Wow, that was fast. And surprisingly Asian.
Here’s the potentially pregnant yet looking exactly like she always does so who the fuck knows? Jessica Simpson at Macy’s in San Francisco over the weekend where she launched a new collection for her $1 billion fashion empire so of course Eric Johnson was there to hold her purse because he went to Yale. Surely you didn’t expect a Harvard man to understand the intricacies of a long con, now did you? Ahahahaha! Balderdash.
Photos: Getty


































Monday morning, cup o’ coffee, first comment. Life is good.
Life is sad.
You know, she’s a twit but I still like her- fat or thin- good things for you miss simpson!

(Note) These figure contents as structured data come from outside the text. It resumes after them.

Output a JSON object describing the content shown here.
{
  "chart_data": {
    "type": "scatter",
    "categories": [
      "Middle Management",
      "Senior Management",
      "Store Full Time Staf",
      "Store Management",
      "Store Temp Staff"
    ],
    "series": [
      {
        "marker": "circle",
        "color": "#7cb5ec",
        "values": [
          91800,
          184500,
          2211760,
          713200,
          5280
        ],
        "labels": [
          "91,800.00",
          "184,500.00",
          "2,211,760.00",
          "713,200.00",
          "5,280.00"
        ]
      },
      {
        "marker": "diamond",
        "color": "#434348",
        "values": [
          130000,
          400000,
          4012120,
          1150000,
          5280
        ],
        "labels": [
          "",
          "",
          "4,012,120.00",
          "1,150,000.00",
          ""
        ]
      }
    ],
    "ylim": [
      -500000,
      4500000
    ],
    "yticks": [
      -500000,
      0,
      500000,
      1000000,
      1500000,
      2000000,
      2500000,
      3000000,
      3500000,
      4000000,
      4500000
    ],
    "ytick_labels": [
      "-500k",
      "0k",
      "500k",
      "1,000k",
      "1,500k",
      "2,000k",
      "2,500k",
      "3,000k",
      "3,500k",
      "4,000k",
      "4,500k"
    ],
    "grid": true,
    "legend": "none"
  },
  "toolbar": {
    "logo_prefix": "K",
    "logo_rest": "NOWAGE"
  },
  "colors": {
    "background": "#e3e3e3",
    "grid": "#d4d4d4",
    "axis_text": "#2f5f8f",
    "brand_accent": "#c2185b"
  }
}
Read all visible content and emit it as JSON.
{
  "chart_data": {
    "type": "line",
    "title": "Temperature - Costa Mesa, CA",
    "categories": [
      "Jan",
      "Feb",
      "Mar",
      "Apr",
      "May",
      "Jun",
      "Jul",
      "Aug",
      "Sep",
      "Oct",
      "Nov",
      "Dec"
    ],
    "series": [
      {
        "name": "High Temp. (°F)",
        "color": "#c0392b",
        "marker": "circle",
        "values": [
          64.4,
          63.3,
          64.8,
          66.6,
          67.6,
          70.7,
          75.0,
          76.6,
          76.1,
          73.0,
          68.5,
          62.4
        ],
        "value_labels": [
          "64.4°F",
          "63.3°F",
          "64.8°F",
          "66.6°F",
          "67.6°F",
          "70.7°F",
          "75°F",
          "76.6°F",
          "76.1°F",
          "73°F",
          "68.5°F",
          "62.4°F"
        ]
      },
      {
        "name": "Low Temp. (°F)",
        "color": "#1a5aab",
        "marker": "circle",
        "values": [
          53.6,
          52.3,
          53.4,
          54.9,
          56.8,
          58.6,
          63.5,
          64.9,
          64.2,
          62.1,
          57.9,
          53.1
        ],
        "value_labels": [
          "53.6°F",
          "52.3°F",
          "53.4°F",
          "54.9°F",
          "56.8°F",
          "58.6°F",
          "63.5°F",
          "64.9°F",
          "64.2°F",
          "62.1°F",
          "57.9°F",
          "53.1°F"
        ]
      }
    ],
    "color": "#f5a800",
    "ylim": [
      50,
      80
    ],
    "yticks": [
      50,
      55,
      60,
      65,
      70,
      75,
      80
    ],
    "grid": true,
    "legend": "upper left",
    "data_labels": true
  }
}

Yikes… that hand. Looks like one of those witch hands that claw at you in the halloween candy bowl.
Does she have man – hands ?
What happened to that big Thursday celebrity pregnancy announcement last week?
I guess that was a short con.
“Hi little baby. I hope you taste like lo mein.”
I think she looks pretty. Not so much the clothes, but her face looks bright.
americans are born to use “Money” as an excuse for being connected to dumbies………..
I CAN’T ACCUSE HIM FOR THAT!!
“Remember what I said, the moving steps stop at that plate right there. Follow me…… Ready, STEP”
Still looks good to me. Still has nice legs and with bigger boobs. What’s not to like? You didn’t think she would look like an anorexic Daisy Duke forever did you?
I’ve always felt a little bad for Jessica Simpson. I mean, it’s obvious she really wants kids yet has had a lot of bad luck with men in the past. Then she had to watch her younger sister go on to have a baby and, as a woman, I can understand that was probably really hard on her. Hopefully she’ll have the children she wants soon.
Ooooh she’s so hot & sexy, just a little chubby like I like ‘em, I’d hit that like a rented pinata – you can keep that fat blonde chick though. Too fat for me.
I want my baby back baby back baby back baby back baby back baby back ribs.
I ain’t going to lie: They would make a really cute baby.